SAN ANTONIO — Survival outcomes in women with pregnancy-associated breast cancer were significantly worse than in nonpregnant controls matched for age and tumor stage in a relatively large single-center study.
This finding is at odds with most prior series, which have found no difference in 5-year survival depending upon whether a breast cancer patient was pregnant, study investigator Dr. Rajesh Sehgal said at the San Antonio Breast Cancer Symposium.
“We don't know why our results were different. We could not explain it on any basis,” he said in an interview.
Breast cancer is the most frequently diagnosed malignancy in pregnancy, with an incidence of roughly three cases per 10,000 live births.
Dr. Sehgal presented a retrospective study involving 40 women with pregnancy-associated breast cancer (defined as breast cancer diagnosed during pregnancy, within 1 year of delivery, or at any time during lactation) and 40 matched nonpregnant controls, all treated at University of Pittsburgh Medical Center.

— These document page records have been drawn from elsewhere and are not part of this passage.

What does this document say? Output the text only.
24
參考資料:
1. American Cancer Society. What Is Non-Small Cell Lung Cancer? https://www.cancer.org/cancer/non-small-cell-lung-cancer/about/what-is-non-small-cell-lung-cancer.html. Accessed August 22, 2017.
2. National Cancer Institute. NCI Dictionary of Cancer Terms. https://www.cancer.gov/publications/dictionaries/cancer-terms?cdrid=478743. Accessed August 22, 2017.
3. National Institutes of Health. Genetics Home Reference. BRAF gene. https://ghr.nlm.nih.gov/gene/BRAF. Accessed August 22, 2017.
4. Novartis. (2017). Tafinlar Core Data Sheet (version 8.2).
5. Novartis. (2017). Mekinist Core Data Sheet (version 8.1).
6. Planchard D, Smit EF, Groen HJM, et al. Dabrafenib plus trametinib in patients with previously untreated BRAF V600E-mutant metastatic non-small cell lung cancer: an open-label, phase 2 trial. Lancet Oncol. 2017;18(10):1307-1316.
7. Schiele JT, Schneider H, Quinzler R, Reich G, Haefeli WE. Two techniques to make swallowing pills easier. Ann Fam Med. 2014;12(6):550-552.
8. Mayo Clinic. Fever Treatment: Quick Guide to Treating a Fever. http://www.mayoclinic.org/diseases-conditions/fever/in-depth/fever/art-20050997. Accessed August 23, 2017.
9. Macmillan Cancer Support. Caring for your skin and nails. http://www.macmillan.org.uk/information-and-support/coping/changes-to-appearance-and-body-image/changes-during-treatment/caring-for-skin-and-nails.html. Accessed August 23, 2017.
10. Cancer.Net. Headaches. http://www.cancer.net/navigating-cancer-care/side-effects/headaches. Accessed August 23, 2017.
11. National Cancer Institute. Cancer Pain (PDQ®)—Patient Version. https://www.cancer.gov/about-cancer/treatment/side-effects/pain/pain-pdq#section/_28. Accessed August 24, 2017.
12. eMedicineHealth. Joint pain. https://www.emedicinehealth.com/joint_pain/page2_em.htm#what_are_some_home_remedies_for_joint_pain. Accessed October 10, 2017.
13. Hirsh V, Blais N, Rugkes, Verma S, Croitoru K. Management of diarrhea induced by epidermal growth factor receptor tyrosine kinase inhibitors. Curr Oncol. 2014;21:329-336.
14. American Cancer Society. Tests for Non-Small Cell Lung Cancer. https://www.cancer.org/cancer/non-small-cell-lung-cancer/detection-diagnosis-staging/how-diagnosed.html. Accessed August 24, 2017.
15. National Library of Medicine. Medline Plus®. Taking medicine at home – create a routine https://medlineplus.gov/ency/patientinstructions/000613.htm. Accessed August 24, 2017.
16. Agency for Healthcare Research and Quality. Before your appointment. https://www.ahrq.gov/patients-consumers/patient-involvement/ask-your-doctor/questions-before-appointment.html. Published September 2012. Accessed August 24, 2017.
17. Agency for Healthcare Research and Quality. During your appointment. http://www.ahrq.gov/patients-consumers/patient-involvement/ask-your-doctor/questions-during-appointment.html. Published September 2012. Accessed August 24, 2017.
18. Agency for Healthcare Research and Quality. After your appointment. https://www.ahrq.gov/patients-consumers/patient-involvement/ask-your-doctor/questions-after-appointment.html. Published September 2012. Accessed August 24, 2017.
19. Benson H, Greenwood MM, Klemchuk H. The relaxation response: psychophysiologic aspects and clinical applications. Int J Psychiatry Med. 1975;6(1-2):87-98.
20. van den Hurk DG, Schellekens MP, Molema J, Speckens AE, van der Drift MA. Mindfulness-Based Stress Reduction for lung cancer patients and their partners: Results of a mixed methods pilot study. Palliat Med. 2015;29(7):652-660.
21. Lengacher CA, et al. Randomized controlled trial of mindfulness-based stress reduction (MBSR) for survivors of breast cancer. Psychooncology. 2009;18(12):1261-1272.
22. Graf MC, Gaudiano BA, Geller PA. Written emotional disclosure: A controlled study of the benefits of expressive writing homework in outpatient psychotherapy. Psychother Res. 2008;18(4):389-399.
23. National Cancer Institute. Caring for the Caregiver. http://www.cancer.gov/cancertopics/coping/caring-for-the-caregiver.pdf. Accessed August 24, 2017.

Median overall survival was 4.9 years in the pregnancy-associated breast cancer group, significantly less than the 6.0 years in controls. Median disease-free survival was 2.7 years in women with pregnancy-associated breast cancer, compared with 5.1 years in controls. The most common site of relapse in the pregnancy-associated breast cancer group was bone. In controls, recurrences were most commonly local.
Pregnancy remained an independent predictor of worse outcomes in breast cancer patients after adjusting for key variables including hormone receptor status, family history, tumor stage, human epidermal growth factor receptor 2 (HER2) status, and the use of radiotherapy and/or chemotherapy.
None of the studies reported to date is large enough to be definitive, and a national registry is warranted, Dr. Sehgal said.